Some diags already done
Initially i thought this was due to write back caching or something, so i set it to write through instead to no success. I also thought this would be a disk utilization problem, though as far as i can see, the disks barely ever hit 100% due to most of it being reads, and the cache in my case is pretty huge (128GB of RAM, 2TB of 500GB NVMe drives, long story on how i got that). LIO doesn’t really spit out any errors into the log from what i can see either.
The weird thing is, it’s just that port that dies on the qlogic card. The moment i move the machine to another port, everything springs back into life after a bit of reconfiguration in the bios on the client machine. What’s more bizzarre is how it knows which machine is doing the writing. I can have anything else running without an issue. I might be copying stuff from a USB drive to the samba share, not even touching the SAN, still only affects the one machine that’s doing the copying.

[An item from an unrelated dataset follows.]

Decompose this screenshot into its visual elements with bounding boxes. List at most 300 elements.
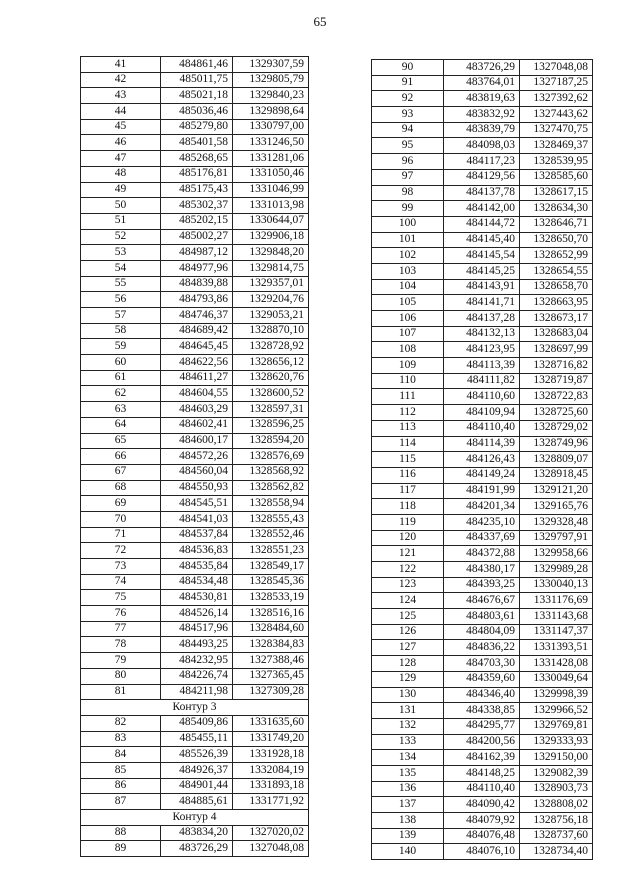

I know what you’re thinking. “not possible” right? Exactly what i thought, but here we are!
To do
I have some more diags to come. Trying a linux client and seeing if the same thing happens is on my to-do list. That’d rule out a windows driver issue which at this point and due to all the weirdness, is the only thing i think it could be. I’m tempted to see if it’s heat related too, this server is kind of a fire breather (has 4 CPUs, silly TDP too). Doesn’t explain the rather specific disconnection but i’ve ordered myself some K type probes to have a look anyway.
Target specs
-- General stuff --
Chassis - IBM X3850 X5
CPU - 4x Intel(R) Xeon(R) CPU E7- 4830 @ 2.13GHz (32 cores, 64 threads)
RAM - 128GB of 1333MHz ECC RAM. IBM branded.
OS - Fedora 29
Graphics - An actual potato (Matrox something or other. Even with drivers, text mode environments perform poorly let alone video & graphics)
-- Storage --
- Pair of 72GB 15K drives in md RAID 1 (boot storage)
- Pair of ST4000LM024-2AN17V (4TB drives) in md RAID 0 (LVM Storage)
- 4x Samsung 970 EVO 500GB drives in md RAID 0 (LVM Cache)
-- Expansion cards --
- Fibre Channel: QLogic Corp. ISP2432-based 4Gb Fibre Channel to PCI Express HBA (x4) - What i'm using as the target
- InfiniBand: Mellanox Technologies MT25408A0-FCC-QI ConnectX, Dual Port 40Gb/s InfiniBand / 10GigE Adapter - (Intend to set up SRP for this, kinda got it working, but loads more needs doing.)
Client Specs
-- General Stuff --
Mobo - ASRock Fatal1ty X79 Champion (aptly named)
CPU - Intel I7 3820
RAM - 16GB Corsair Vengeance @ 1600MHz
OS - Windoge 10 Pro 64 bit (Version 1903)
Graphics - 2x AMD Radeon R9 290 (not in crossfire due to another issue i've been having)
-- Storage --
The target above
A metric assload of 1TB drives that probably have 30 seconds before failure - don't actually use them other than for shits and giggles though.
Any further suggestions are welcome.